When to use: writing a new core function for _common_espn.py that should be exposed across multiple leagues. Don't call _bind directly — add to one of the _*_WRAPPERS tables and make_league_module calls it for you.

2. make_league_module — factory pattern​

# sportsdataverse/{league}/{league}_espn_ext.py
from sportsdataverse._common_espn import make_league_module

__all__ = make_league_module(
sport, league, prefix, globals(),
include_ncaa=True, # adds rankings / season_recruits / season_week_rankings
include_football=True, # adds season_qbr / season_qbr_week
include_mlb=False, # adds athlete_hotzones (MLB-only)
)

Iterates _UNIVERSAL_WRAPPERS (+ optional _NCAA_WRAPPERS / _FOOTBALL_WRAPPERS / _MLB_WRAPPERS), calls _bind() per entry, registers each result in the caller's namespace with the canonical espn_{prefix}_{short} name. Returns the list of registered names for the caller to assign to __all__.

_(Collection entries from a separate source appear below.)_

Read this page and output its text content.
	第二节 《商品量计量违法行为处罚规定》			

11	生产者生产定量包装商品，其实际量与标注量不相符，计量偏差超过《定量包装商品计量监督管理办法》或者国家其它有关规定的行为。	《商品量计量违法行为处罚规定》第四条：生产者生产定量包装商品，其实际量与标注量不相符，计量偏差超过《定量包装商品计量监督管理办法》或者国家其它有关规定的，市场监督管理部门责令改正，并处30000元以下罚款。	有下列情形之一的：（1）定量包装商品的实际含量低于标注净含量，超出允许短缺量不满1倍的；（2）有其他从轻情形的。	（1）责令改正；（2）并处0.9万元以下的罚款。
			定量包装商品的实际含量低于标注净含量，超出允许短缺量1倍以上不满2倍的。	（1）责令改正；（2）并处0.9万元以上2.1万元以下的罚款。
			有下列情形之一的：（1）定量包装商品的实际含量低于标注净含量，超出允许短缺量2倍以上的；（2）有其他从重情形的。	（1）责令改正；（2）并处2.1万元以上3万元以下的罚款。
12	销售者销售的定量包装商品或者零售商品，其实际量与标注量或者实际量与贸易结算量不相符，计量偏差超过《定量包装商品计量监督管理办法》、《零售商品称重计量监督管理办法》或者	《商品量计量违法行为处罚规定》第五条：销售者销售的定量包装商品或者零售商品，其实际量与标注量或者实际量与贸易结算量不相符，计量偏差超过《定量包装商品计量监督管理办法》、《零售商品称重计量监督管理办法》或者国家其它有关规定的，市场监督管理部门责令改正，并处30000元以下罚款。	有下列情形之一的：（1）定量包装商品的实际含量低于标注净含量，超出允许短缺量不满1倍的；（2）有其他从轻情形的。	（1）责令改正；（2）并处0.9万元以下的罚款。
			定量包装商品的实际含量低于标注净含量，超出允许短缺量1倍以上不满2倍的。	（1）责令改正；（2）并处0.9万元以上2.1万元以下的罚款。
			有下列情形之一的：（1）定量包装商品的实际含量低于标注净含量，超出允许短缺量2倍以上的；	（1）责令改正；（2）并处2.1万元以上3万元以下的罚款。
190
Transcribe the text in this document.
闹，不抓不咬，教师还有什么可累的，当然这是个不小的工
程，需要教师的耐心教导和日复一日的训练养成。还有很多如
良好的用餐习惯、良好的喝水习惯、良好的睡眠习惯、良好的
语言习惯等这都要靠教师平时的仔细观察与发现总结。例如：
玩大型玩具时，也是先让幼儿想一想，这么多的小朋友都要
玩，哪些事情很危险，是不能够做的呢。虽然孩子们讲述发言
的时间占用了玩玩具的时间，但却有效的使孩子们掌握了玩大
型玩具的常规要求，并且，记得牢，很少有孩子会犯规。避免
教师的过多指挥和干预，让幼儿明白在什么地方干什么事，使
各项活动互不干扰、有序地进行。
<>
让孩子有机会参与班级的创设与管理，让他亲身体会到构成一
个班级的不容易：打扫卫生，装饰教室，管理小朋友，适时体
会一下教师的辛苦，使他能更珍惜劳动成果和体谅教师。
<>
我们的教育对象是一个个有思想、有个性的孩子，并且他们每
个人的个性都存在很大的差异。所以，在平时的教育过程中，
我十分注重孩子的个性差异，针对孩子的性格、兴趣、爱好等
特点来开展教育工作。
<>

When to use: adding a new league extension module. The whole file is typically 4-5 lines.

3. _row_per_item + _single_row helpers​

The two universal pandas.json_normalize wrappers that every parser module re-implements identically (with slight name variations):

def _row_per_item(items, return_as_pandas):
"""Flatten list-of-dicts → tidy frame.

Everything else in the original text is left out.